Our findings suggest a potential role of CMV in regulation of autoantibodies to snRNPs and may provide a unique insight to understand the pathogenesis.
系统性红斑狼疮的特征是产生针对RNA或DNA - 蛋白质复合物(如小核核糖核蛋白(snRNP))的自身抗体。有人提出爱泼斯坦 - 巴尔病毒在发病机制中起作用。与爱泼斯坦 - 巴尔病毒类似,巨细胞病毒(CMV)在年轻时感染大多数个体并建立潜伏状态,具有重新激活的可能性。已描述了CMV糖蛋白B(UL55)与U1snRNP - 70 kDa蛋白(U1 - 70 k)的同源性;然而,CMV感染在抗snRNP产生中的作用存在争议。我们研究了CMV血清学与系统性红斑狼疮中自身抗体的关联。
对61名墨西哥系统性红斑狼疮患者进行了CMV和爱泼斯坦 - 巴尔病毒血清学检测(病毒衣壳抗原、IgG、IgM),并通过免疫沉淀和ELISA检测自身抗体(IgG和IgM类、U1RNP/Sm、U1 - 70 k、P肽、类风湿因子、双链DNA、β2 - 糖蛋白I)。

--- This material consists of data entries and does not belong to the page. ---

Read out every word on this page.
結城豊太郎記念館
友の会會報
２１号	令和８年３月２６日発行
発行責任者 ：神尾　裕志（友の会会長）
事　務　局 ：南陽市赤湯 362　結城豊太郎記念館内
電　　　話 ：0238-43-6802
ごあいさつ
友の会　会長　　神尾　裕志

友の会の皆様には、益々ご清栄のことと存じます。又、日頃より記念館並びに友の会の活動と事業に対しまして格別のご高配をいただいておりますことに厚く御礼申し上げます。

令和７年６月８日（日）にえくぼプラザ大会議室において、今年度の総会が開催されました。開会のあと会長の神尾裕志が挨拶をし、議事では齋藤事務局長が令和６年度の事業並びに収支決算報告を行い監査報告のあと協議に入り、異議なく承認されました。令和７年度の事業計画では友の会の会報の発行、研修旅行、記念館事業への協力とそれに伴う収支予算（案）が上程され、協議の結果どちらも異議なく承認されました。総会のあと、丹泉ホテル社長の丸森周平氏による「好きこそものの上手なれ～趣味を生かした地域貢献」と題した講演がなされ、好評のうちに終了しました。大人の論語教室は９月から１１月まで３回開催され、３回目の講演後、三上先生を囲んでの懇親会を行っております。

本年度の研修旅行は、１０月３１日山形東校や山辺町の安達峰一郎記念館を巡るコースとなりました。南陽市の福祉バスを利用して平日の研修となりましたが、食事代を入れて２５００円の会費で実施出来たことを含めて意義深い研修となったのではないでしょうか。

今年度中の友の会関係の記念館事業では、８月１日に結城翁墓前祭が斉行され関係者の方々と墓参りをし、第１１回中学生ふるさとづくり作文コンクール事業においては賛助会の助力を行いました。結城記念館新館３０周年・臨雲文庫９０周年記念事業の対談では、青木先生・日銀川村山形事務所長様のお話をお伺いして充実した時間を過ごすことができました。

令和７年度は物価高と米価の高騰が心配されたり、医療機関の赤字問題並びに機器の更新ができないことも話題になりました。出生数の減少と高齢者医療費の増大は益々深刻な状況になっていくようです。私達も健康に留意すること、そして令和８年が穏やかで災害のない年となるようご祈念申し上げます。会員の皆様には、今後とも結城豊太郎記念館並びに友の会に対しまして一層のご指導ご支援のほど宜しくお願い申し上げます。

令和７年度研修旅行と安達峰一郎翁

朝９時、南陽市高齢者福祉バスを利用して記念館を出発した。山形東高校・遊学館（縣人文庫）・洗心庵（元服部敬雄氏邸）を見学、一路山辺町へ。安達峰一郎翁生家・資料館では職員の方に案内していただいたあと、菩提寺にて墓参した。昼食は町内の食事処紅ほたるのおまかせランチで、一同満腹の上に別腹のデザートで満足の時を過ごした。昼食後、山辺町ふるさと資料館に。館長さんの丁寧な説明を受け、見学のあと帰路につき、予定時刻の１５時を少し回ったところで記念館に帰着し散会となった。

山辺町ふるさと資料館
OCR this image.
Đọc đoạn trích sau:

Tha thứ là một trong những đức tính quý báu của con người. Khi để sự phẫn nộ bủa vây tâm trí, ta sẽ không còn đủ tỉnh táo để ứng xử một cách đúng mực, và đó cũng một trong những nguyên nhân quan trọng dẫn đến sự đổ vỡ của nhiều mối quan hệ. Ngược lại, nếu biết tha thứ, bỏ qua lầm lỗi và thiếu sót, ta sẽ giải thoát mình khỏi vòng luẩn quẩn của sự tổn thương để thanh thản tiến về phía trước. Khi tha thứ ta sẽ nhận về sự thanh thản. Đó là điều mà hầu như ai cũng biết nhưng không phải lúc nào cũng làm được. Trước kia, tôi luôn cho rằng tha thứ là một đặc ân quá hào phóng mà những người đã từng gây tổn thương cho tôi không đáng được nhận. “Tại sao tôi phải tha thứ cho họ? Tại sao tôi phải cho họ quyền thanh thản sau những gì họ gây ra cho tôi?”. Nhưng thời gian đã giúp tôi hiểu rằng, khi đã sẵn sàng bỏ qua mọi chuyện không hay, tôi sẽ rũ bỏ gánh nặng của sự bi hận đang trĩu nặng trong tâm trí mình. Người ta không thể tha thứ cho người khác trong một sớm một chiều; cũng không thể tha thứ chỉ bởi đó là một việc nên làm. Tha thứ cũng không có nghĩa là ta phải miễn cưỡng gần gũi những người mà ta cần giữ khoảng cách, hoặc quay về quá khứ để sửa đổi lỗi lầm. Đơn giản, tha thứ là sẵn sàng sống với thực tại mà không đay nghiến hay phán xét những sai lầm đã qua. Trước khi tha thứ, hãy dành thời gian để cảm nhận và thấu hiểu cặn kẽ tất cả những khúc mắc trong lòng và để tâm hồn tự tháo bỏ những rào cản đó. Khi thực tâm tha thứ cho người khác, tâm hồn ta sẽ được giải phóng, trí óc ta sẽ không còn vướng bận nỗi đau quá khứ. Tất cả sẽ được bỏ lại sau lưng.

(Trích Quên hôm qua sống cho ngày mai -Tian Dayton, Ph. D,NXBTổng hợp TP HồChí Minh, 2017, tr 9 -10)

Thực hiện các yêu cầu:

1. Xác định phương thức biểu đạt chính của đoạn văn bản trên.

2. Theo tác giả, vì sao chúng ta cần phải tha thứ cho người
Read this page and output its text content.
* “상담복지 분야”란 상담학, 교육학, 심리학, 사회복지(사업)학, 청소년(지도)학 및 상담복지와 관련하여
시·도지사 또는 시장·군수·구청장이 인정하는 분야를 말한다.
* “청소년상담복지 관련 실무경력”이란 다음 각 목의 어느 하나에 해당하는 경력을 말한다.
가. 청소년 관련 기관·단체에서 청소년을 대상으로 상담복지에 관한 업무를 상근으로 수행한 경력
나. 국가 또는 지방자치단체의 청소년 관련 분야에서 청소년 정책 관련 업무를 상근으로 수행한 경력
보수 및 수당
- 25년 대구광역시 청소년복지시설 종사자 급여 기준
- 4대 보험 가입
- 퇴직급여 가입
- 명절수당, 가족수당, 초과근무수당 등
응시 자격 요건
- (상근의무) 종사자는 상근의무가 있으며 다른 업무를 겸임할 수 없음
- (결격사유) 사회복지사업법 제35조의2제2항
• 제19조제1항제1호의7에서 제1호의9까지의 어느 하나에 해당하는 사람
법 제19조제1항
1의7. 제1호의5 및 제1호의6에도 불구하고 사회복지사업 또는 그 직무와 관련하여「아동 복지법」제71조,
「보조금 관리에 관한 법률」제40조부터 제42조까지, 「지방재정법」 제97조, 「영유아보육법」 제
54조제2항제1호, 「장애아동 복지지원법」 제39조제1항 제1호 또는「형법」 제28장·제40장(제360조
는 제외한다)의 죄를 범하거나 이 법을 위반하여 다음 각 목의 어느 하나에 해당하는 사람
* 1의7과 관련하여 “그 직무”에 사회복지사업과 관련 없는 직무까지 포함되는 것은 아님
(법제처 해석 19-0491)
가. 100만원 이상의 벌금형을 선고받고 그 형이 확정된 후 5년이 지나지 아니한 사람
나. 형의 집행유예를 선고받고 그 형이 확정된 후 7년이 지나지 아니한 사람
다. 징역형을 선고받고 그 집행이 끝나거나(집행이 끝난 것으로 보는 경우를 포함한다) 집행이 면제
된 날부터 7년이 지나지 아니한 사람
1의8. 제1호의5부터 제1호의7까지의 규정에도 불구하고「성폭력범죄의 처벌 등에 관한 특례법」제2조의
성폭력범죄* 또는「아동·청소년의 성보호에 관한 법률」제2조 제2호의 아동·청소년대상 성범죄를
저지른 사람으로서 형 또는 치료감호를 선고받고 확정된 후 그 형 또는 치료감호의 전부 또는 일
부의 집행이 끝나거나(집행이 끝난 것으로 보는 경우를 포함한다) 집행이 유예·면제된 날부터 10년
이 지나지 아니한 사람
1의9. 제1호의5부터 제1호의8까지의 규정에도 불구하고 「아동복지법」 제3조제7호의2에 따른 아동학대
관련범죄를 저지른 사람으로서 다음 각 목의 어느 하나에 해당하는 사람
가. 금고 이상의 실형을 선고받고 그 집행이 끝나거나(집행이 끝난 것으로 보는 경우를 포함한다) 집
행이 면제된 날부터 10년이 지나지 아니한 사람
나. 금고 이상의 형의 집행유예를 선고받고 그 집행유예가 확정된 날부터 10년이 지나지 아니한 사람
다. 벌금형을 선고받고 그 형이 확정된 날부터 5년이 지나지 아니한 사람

IgG抗CMV和IgM抗CMV分别在95%(58/61)和33%(20/61)的患者中呈阳性,2例两者均为阴性。比较了IgM抗CMV阳性组(n = 20)与IgM抗CMV阴性IgG阳性组(n = 39)的临床表现和自身抗体。大多数(19/20)IgM抗CMV阳性病例为IgG抗CMV阳性,与病毒重新激活或再次感染一致。IgM抗CMV与类风湿因子或IgM类自身抗体无关,且无一例IgM抗爱泼斯坦 - 巴尔病毒 - 病毒衣壳抗原呈阳性,表明这并非简单地由于类风湿因子导致的假阳性结果或某些IgM的非特异性结合。IgM抗CMV阳性组的IgG抗U1RNP/Sm和IgG抗U1 - 70 k水平显著较低(分别为P = 0.0004和P = 0.0046)。免疫沉淀也证实了这一发现。在IgM抗CMV阴性亚组中,抗Su与抗U1RNP和抗Ro相关(P < 0.05)。高水平的IgG抗CMV与针对RNA或DNA - 蛋白质复合物的狼疮相关自身抗体的产生相关(P = 0.0077)。
我们的研究结果表明CMV在调节抗snRNP自身抗体方面可能发挥潜在作用,并可能为理解发病机制提供独特的见解。